El amor por las memorias y los registros
Bioy fantaseaba con la idea de que Lidia Benítez escribiera sobre él y esos últimos años, un diario como los que él siempre llevó, sin contenerse, en los que habló de Borges y de Wilcock, de Sabato, de María Kodama, de sus vínculos con Emecé.
“¿Qué esperás para escribir las memorias de tu Bioy?”, le dijo un día. “Estoy leyendo las de una madame francesa que era mucama. ¿Por qué no hacés lo mismo?”. Lidia no cuenta de qué libro se trataba, quizá tampoco le interesó preguntarle a Bioy. Ese dato se perdió para siempre. A diferencia de Wilcock, no hay referencias librescas en El último Bioy. El mundo de Lidia parece no necesitarlas. ¿Habrá sido piadoso el retrato de la madame francesa que tentó a Bioy? ¿O tendrá la crudeza de la crónica y de los documentos históricos?
Ese día, Lidia le dijo a Bioy que no tenía tiempo para esas cosas, que estaba trabajando. No le reveló que llevaba unos cuadernos donde anotaba frases, que registraba pedacitos de conversaciones, itinerarios de los viajes que hacían juntos.
Bioy murió en 1999. Casi veinte años después, Lidia Benítez conoció a Javier Fernández Paupy. Escribieron juntos El último Bioy, a partir de los recuerdos de Lidia y de esas notas minuciosas que ella conservaba. Los encuentros entre ellos derivaron en unas treinta horas de grabación y el libro que editó Leteo.

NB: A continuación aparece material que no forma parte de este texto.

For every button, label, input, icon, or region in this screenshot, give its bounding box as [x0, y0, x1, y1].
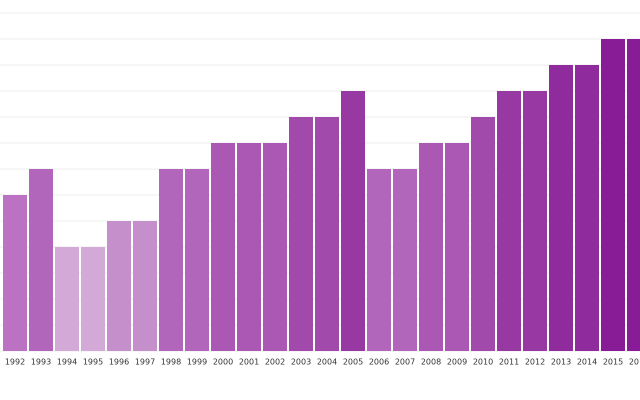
- bar: [601, 39, 625, 351]
- x-tick-label: 2006: [369, 358, 389, 367]
- x-tick-label: 1995: [83, 358, 103, 367]
- x-tick-label: 2013: [551, 358, 571, 367]
- x-tick-label: 1997: [135, 358, 155, 367]
- bar: [237, 143, 261, 351]
- x-tick-label: 1998: [161, 358, 181, 367]
- bar: [55, 247, 79, 351]
- x-tick-label: 2012: [525, 358, 545, 367]
- bar: [575, 65, 599, 351]
- bar: [159, 169, 183, 351]
- bar: [393, 169, 417, 351]
- bar: [107, 221, 131, 351]
- x-tick-label: 2007: [395, 358, 415, 367]
- x-tick-label: 2010: [473, 358, 493, 367]
- bar: [263, 143, 287, 351]
- bar: [289, 117, 313, 351]
- x-tick-label: 1996: [109, 358, 129, 367]
- bar: [445, 143, 469, 351]
- x-tick-label: 2003: [291, 358, 311, 367]
- bar: [3, 195, 27, 351]
- bar: [471, 117, 495, 351]
- x-tick-label: 2014: [577, 358, 597, 367]
- x-tick-label: 1992: [5, 358, 25, 367]
- x-tick-label: 1994: [57, 358, 77, 367]
- x-tick-label: 2016: [629, 358, 640, 367]
- x-tick-label: 2009: [447, 358, 467, 367]
- bar: [185, 169, 209, 351]
- x-tick-label: 2015: [603, 358, 623, 367]
- x-tick-label: 1993: [31, 358, 51, 367]
- bar: [341, 91, 365, 351]
- bar: [497, 91, 521, 351]
- x-tick-label: 2000: [213, 358, 233, 367]
- x-tick-label: 2004: [317, 358, 337, 367]
- bar: [315, 117, 339, 351]
- bar: [133, 221, 157, 351]
- x-tick-label: 2001: [239, 358, 259, 367]
- bar: [367, 169, 391, 351]
- x-tick-label: 1999: [187, 358, 207, 367]
- bar: [29, 169, 53, 351]
- x-tick-label: 2005: [343, 358, 363, 367]
- x-tick-label: 2008: [421, 358, 441, 367]
- bar: [523, 91, 547, 351]
- bar: [211, 143, 235, 351]
- x-tick-label: 2002: [265, 358, 285, 367]
- bar: [419, 143, 443, 351]
- bar: [81, 247, 105, 351]
- bar: [549, 65, 573, 351]
- bar: [627, 39, 640, 351]
- x-tick-label: 2011: [499, 358, 519, 367]
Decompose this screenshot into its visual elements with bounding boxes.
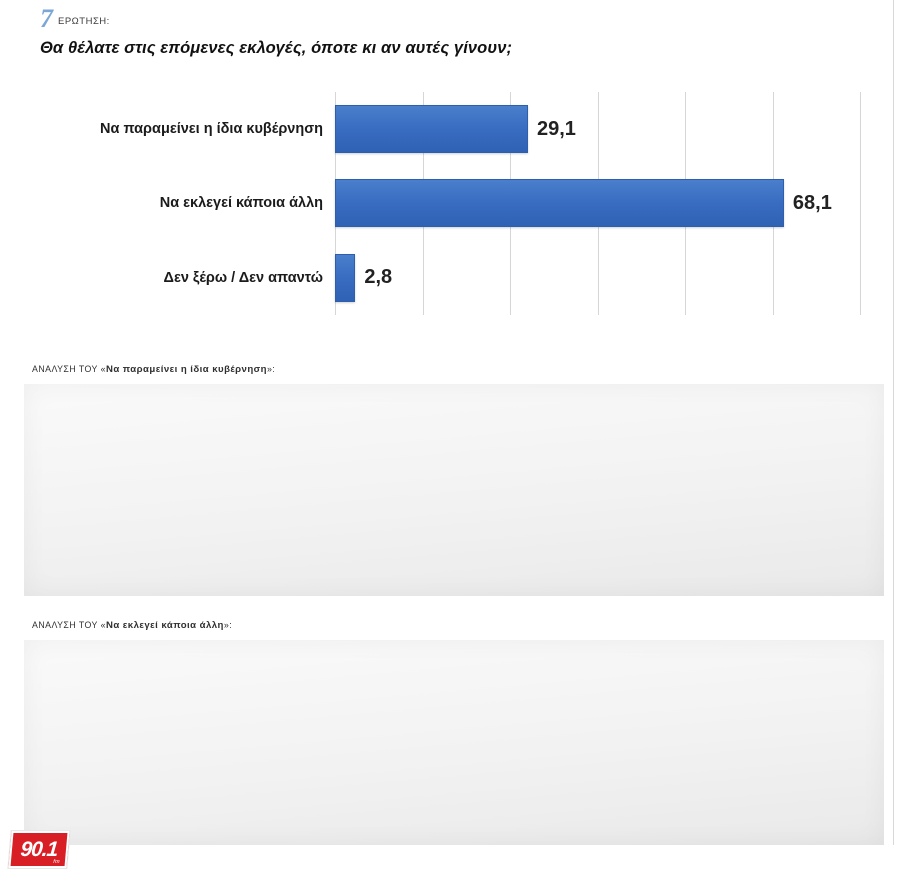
main-bar-row: Δεν ξέρω / Δεν απαντώ 2,8 <box>60 241 860 315</box>
station-logo-text: 90.1 <box>19 838 59 861</box>
breakdown-chart-other-groups <box>24 640 884 845</box>
section-caption-other: ΑΝΑΛΥΣΗ ΤΟΥ «Να εκλεγεί κάποια άλλη»: <box>32 620 232 631</box>
breakdown-chart-stay <box>24 384 884 596</box>
section-caption-other-suffix: »: <box>223 620 233 630</box>
station-logo: 90.1 fm <box>8 831 70 868</box>
section-caption-stay-bold: Να παραμείνει η ίδια κυβέρνηση <box>105 364 267 375</box>
breakdown-chart-other <box>24 640 884 845</box>
main-bar <box>335 253 356 302</box>
section-caption-other-bold: Να εκλεγεί κάποια άλλη <box>105 620 224 631</box>
main-bar-row: Να εκλεγεί κάποια άλλη 68,1 <box>60 166 860 240</box>
breakdown-chart-stay-groups <box>24 384 884 596</box>
page-title: Θα θέλατε στις επόμενες εκλογές, όποτε κ… <box>40 39 513 57</box>
page-edge-rule <box>893 0 894 845</box>
section-caption-stay-prefix: ΑΝΑΛΥΣΗ ΤΟΥ « <box>32 364 106 374</box>
main-bar-category-label: Δεν ξέρω / Δεν απαντώ <box>163 269 323 286</box>
question-kicker-label: ΕΡΩΤΗΣΗ: <box>58 16 110 27</box>
question-header: 7 ΕΡΩΤΗΣΗ: Θα θέλατε στις επόμενες εκλογ… <box>40 6 880 58</box>
question-number: 7 <box>40 4 53 33</box>
main-bar-chart: Να παραμείνει η ίδια κυβέρνηση 29,1 Να εκλ… <box>60 88 861 323</box>
main-bar <box>335 105 528 154</box>
main-bar-row: Να παραμείνει η ίδια κυβέρνηση 29,1 <box>60 92 860 166</box>
section-caption-other-prefix: ΑΝΑΛΥΣΗ ΤΟΥ « <box>32 620 106 630</box>
main-bar <box>335 179 784 228</box>
main-chart-rows: Να παραμείνει η ίδια κυβέρνηση 29,1 Να εκλ… <box>60 92 860 315</box>
section-caption-stay: ΑΝΑΛΥΣΗ ΤΟΥ «Να παραμείνει η ίδια κυβέρν… <box>32 364 275 375</box>
main-bar-value: 29,1 <box>536 117 576 140</box>
main-bar-track: 2,8 <box>335 241 860 315</box>
main-bar-value: 2,8 <box>364 266 393 289</box>
main-bar-value: 68,1 <box>792 191 832 214</box>
main-bar-track: 68,1 <box>335 166 860 240</box>
main-bar-track: 29,1 <box>335 92 860 166</box>
question-kicker-row: 7 ΕΡΩΤΗΣΗ: <box>40 4 880 33</box>
section-caption-stay-suffix: »: <box>266 364 276 374</box>
main-bar-category-label: Να εκλεγεί κάποια άλλη <box>159 195 323 212</box>
gridline <box>860 92 861 315</box>
main-bar-category-label: Να παραμείνει η ίδια κυβέρνηση <box>100 121 323 138</box>
station-logo-fm: fm <box>52 859 61 865</box>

Dice Lidia Benítez, la última biógrafa de Bioy, que nadie lleva flores a su tumba. Que ella también dejó de ir, le molestó descubrir que ya nadie lustraba el féretro. Es uno de los tantos datos que duele leer. Pero quizás, se me ocurre ahora, encierra un llamado. Yo voy a ir estos días a La Recoleta, ojalá nos encontremos en su tumba. A Bioy no le importaban las flores, dice Lidia, con el tono de una justificación. No importa. Las flores que le voy a llevar son por mí. Siempre es así. El cajón y la última morada son para los vivos, para los que quedamos. Si llegamos a encontrarnos, no vamos a necesitar decirnos nada.